The varieties were a mixture of old Norwegian heirlooms and modern day varieties. The following Norwegian page gives the background for all the varieties seen here: http://www.norwegianseedsavers.no/potet-bestilling/
This week is Norwegian potetferie or potato holiday. This was originally to give kids time off school to help on the home farm to harvest potatoes! Good to see that my grandkids are following this tradition :)
Kurrajong is an Australian tree, Brachychiton populneus, which along with other species of the genus make interesting house plants due to their interesting leaves. Kurrajong leaves resemble poplar leaves as the epithet populneus suggests. It’s a common tree of sandy plains in Eastern Australia. The seeds are remarkably nutritious and were popular Aborigine tucker (wild gathered food). It is unlikely I will ever be able to harvest seed of this tree in the Malvaceae (mallow family), but Rowan White on the Radix Root Crops FB group reminded me that the swollen roots of young trees could also be eaten. My tree wasn’t exactly young at 9 years (seed propagated along with Brachychiton acerifolius), when I first decided to have a go in 2012, at the same time as I moved it to a bigger pot…

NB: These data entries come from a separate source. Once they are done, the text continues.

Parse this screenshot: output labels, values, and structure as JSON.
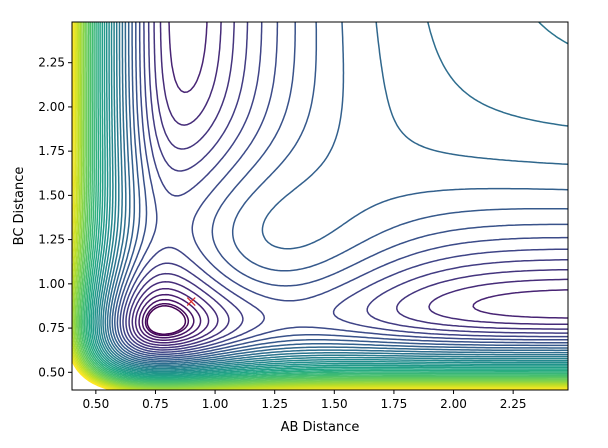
{
  "chart_data": {
    "type": "contour",
    "title": "",
    "xlabel": "AB Distance",
    "ylabel": "BC Distance",
    "xlim": [
      0.4,
      2.48
    ],
    "ylim": [
      0.4,
      2.48
    ],
    "xticks": [
      0.5,
      0.75,
      1.0,
      1.25,
      1.5,
      1.75,
      2.0,
      2.25
    ],
    "yticks": [
      0.5,
      0.75,
      1.0,
      1.25,
      1.5,
      1.75,
      2.0,
      2.25
    ],
    "xtick_labels": [
      "0.50",
      "0.75",
      "1.00",
      "1.25",
      "1.50",
      "1.75",
      "2.00",
      "2.25"
    ],
    "ytick_labels": [
      "0.50",
      "0.75",
      "1.00",
      "1.25",
      "1.50",
      "1.75",
      "2.00",
      "2.25"
    ],
    "colormap": "viridis",
    "grid": false,
    "marker": {
      "x": 0.9,
      "y": 0.9,
      "symbol": "x",
      "color": "#d62728"
    }
  }
}
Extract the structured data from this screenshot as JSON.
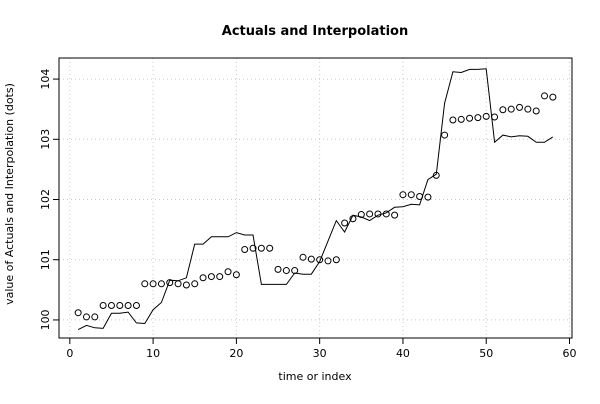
{
  "chart_data": {
    "type": "line",
    "title": "Actuals and Interpolation",
    "xlabel": "time or index",
    "ylabel": "value of Actuals and Interpolation (dots)",
    "xlim": [
      -1.3,
      60.3
    ],
    "ylim": [
      99.7,
      104.35
    ],
    "x_ticks": [
      0,
      10,
      20,
      30,
      40,
      50,
      60
    ],
    "y_ticks": [
      100,
      101,
      102,
      103,
      104
    ],
    "grid": "dotted",
    "series": [
      {
        "style": "line",
        "x": [
          1,
          2,
          3,
          4,
          5,
          6,
          7,
          8,
          9,
          10,
          11,
          12,
          13,
          14,
          15,
          16,
          17,
          18,
          19,
          20,
          21,
          22,
          23,
          24,
          25,
          26,
          27,
          28,
          29,
          30,
          31,
          32,
          33,
          34,
          35,
          36,
          37,
          38,
          39,
          40,
          41,
          42,
          43,
          44,
          45,
          46,
          47,
          48,
          49,
          50,
          51,
          52,
          53,
          54,
          55,
          56,
          57,
          58
        ],
        "values": [
          99.84,
          99.91,
          99.87,
          99.86,
          100.11,
          100.11,
          100.13,
          99.95,
          99.94,
          100.17,
          100.29,
          100.66,
          100.65,
          100.7,
          101.26,
          101.26,
          101.38,
          101.38,
          101.38,
          101.45,
          101.41,
          101.41,
          100.59,
          100.59,
          100.59,
          100.59,
          100.78,
          100.76,
          100.76,
          100.97,
          101.31,
          101.65,
          101.46,
          101.74,
          101.71,
          101.65,
          101.74,
          101.78,
          101.87,
          101.88,
          101.92,
          101.91,
          102.33,
          102.42,
          103.6,
          104.12,
          104.11,
          104.16,
          104.16,
          104.17,
          102.95,
          103.07,
          103.04,
          103.06,
          103.05,
          102.95,
          102.95,
          103.04
        ]
      },
      {
        "style": "points",
        "x": [
          1,
          2,
          3,
          4,
          5,
          6,
          7,
          8,
          9,
          10,
          11,
          12,
          13,
          14,
          15,
          16,
          17,
          18,
          19,
          20,
          21,
          22,
          23,
          24,
          25,
          26,
          27,
          28,
          29,
          30,
          31,
          32,
          33,
          34,
          35,
          36,
          37,
          38,
          39,
          40,
          41,
          42,
          43,
          44,
          45,
          46,
          47,
          48,
          49,
          50,
          51,
          52,
          53,
          54,
          55,
          56,
          57,
          58
        ],
        "values": [
          100.12,
          100.05,
          100.05,
          100.24,
          100.24,
          100.24,
          100.24,
          100.24,
          100.6,
          100.6,
          100.6,
          100.62,
          100.6,
          100.58,
          100.6,
          100.7,
          100.72,
          100.72,
          100.8,
          100.75,
          101.17,
          101.19,
          101.19,
          101.19,
          100.84,
          100.82,
          100.82,
          101.04,
          101.01,
          101.0,
          100.98,
          101.0,
          101.61,
          101.68,
          101.75,
          101.76,
          101.76,
          101.76,
          101.74,
          102.08,
          102.08,
          102.05,
          102.04,
          102.4,
          103.07,
          103.32,
          103.33,
          103.35,
          103.36,
          103.38,
          103.37,
          103.49,
          103.5,
          103.53,
          103.5,
          103.47,
          103.72,
          103.7
        ]
      }
    ]
  }
}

There were 3 young roots worth trying so I harvested them and baked them in their skins together with potatoes. They seem to need a bit longer than potatoes. The skins peeled easily off after baking and they were crispy with a good mild taste. If you have a ready supply of seed, they can be grown and harvested a bit like carrots when quite young!
This spring the tree died (at 15 years old) with no sign of life in the above ground parts, but when disposing of the plant I noticed that the young roots looked healthy, so I harvested them and repotted the remainder of the root to see if it might resprout and after several weeks in the window sill it now has fresh leaves, so not dead after all!
I didn’t get round to eat the young roots…they were left inside for a month and looked withered and inedible, but cutting in to one it looked good inside and indeed it was tasty and almost free from fibre….so we ate it in a stir-fry dish last night!
I was transplanting some Allium canadense bulbs today and disturbed this large spring beauty (Claytonia virginica) tuber only just below the surface! I’ve tried growing this species from different sources and in different parts of the garden, but it’s only in this shady place has it grown well, sourced from a woman in Marathon, Wisconsin in 2004! It has been spreading slowly in recent years and is totally hardy! So this tuber could have taken 14 years growing to this size! Must have a taste this autumn!